Intense solar radiation may cause a spike in avalanche activity on sun-exposed slopes.
Summary
Confidence
Fair - Timing, track, or intensity of incoming weather is uncertain on Friday
Weather Forecast
Wednesday: Mostly clear with light winds and freezing levels rising to around 1200m. Thursday: Increasing high clouds throughout the day with light winds and freezing levels as high as 2500m for the southernmost part of the region. Friday: Mostly cloudy with snow increasing in the afternoon. Freezing levels around 1000m and moderate southwesterly winds.
Avalanche Summary
Reports from Monday include numerous Size 1-2 explosive-triggered and slope-cut soft wind slab avalanches.

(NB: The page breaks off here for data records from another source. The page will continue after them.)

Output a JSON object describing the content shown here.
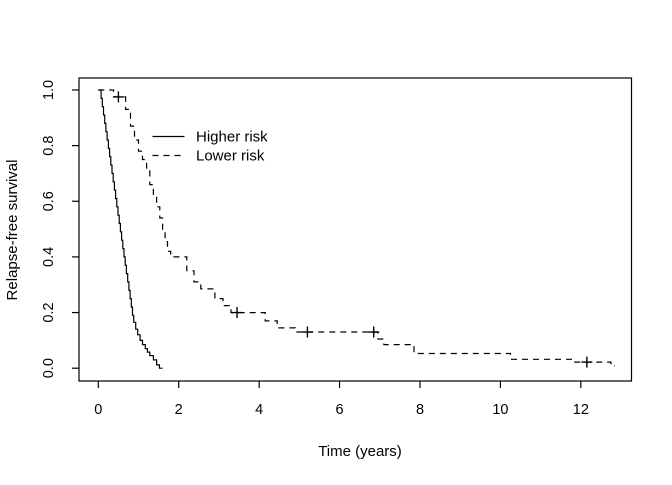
{
  "figure": {
    "background": "#ffffff",
    "axis_color": "#000000",
    "text_color": "#000000",
    "curve_color": "#000000"
  },
  "chart_data": {
    "type": "line",
    "variant": "kaplan-meier-survival-step-curves",
    "title": "",
    "xlabel": "Time (years)",
    "ylabel": "Relapse-free survival",
    "xlim": [
      -0.48,
      13.26
    ],
    "ylim": [
      -0.046,
      1.043
    ],
    "grid": false,
    "x_ticks": {
      "values": [
        0,
        2,
        4,
        6,
        8,
        10,
        12
      ],
      "labels": [
        "0",
        "2",
        "4",
        "6",
        "8",
        "10",
        "12"
      ]
    },
    "y_ticks": {
      "values": [
        0,
        0.2,
        0.4,
        0.6,
        0.8,
        1.0
      ],
      "labels": [
        "0.0",
        "0.2",
        "0.4",
        "0.6",
        "0.8",
        "1.0"
      ],
      "label_rotation_deg": -90
    },
    "legend": {
      "position": "inside-upper-left",
      "entries": [
        {
          "label": "Higher risk",
          "line_style": "solid"
        },
        {
          "label": "Lower risk",
          "line_style": "dashed"
        }
      ]
    },
    "series": [
      {
        "name": "Higher risk",
        "line_style": "solid",
        "color": "#000000",
        "points": [
          [
            0,
            1.0
          ],
          [
            0.07,
            0.97
          ],
          [
            0.1,
            0.94
          ],
          [
            0.13,
            0.91
          ],
          [
            0.16,
            0.88
          ],
          [
            0.19,
            0.85
          ],
          [
            0.22,
            0.82
          ],
          [
            0.25,
            0.79
          ],
          [
            0.28,
            0.76
          ],
          [
            0.31,
            0.73
          ],
          [
            0.34,
            0.7
          ],
          [
            0.37,
            0.67
          ],
          [
            0.4,
            0.64
          ],
          [
            0.43,
            0.61
          ],
          [
            0.46,
            0.58
          ],
          [
            0.49,
            0.55
          ],
          [
            0.52,
            0.52
          ],
          [
            0.55,
            0.49
          ],
          [
            0.58,
            0.46
          ],
          [
            0.61,
            0.43
          ],
          [
            0.64,
            0.4
          ],
          [
            0.67,
            0.37
          ],
          [
            0.7,
            0.34
          ],
          [
            0.73,
            0.31
          ],
          [
            0.76,
            0.28
          ],
          [
            0.79,
            0.25
          ],
          [
            0.82,
            0.22
          ],
          [
            0.85,
            0.19
          ],
          [
            0.88,
            0.165
          ],
          [
            0.93,
            0.14
          ],
          [
            0.98,
            0.12
          ],
          [
            1.04,
            0.1
          ],
          [
            1.1,
            0.085
          ],
          [
            1.17,
            0.07
          ],
          [
            1.22,
            0.058
          ],
          [
            1.28,
            0.045
          ],
          [
            1.37,
            0.03
          ],
          [
            1.45,
            0.012
          ],
          [
            1.52,
            0.0
          ],
          [
            1.6,
            0.0
          ]
        ],
        "censored": []
      },
      {
        "name": "Lower risk",
        "line_style": "dashed",
        "color": "#000000",
        "points": [
          [
            0,
            1.0
          ],
          [
            0.38,
            0.975
          ],
          [
            0.68,
            0.93
          ],
          [
            0.8,
            0.87
          ],
          [
            0.9,
            0.82
          ],
          [
            1.0,
            0.78
          ],
          [
            1.1,
            0.75
          ],
          [
            1.2,
            0.71
          ],
          [
            1.28,
            0.66
          ],
          [
            1.37,
            0.62
          ],
          [
            1.45,
            0.58
          ],
          [
            1.53,
            0.54
          ],
          [
            1.6,
            0.5
          ],
          [
            1.66,
            0.455
          ],
          [
            1.72,
            0.42
          ],
          [
            1.8,
            0.4
          ],
          [
            2.2,
            0.35
          ],
          [
            2.38,
            0.31
          ],
          [
            2.55,
            0.285
          ],
          [
            2.9,
            0.25
          ],
          [
            3.1,
            0.225
          ],
          [
            3.3,
            0.2
          ],
          [
            4.15,
            0.17
          ],
          [
            4.45,
            0.145
          ],
          [
            4.9,
            0.13
          ],
          [
            6.95,
            0.105
          ],
          [
            7.1,
            0.085
          ],
          [
            7.85,
            0.053
          ],
          [
            10.25,
            0.032
          ],
          [
            11.8,
            0.022
          ],
          [
            12.75,
            0.008
          ],
          [
            12.85,
            0.008
          ]
        ],
        "censored": [
          [
            0.5,
            0.975
          ],
          [
            3.45,
            0.2
          ],
          [
            5.2,
            0.13
          ],
          [
            6.85,
            0.13
          ],
          [
            12.15,
            0.022
          ]
        ]
      }
    ]
  }
}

One of the larger slope-cuts stepped down 60cm to an old buried wind slab, while another failed on a crust buried last week and propagated onto 15 degree terrain. A brief period of strong solar radiation in the morning caused a couple of Size 3 loose snow avalanches on the Squamish-Cheakamus divide. These started off as surface sluffs and eventually entrained all of the recent storm snow on the entire slope and ran full path.
Snowpack Summary
Around 50-60cm of recent low density storm snow and/or weak wind slabs are bonding poorly to a variety of old snow surfaces, including crusts and wind slabs, from last week. Recent winds and precipitation patterns have created a highly variable slab depth with ability to propagate in low angled terrain and a structure conducive to step-down avalanches. The top 10cm or so is becoming moist during the day with sun exposure, and there is still a lot of snow available for reverse-loading if outflow winds pick up.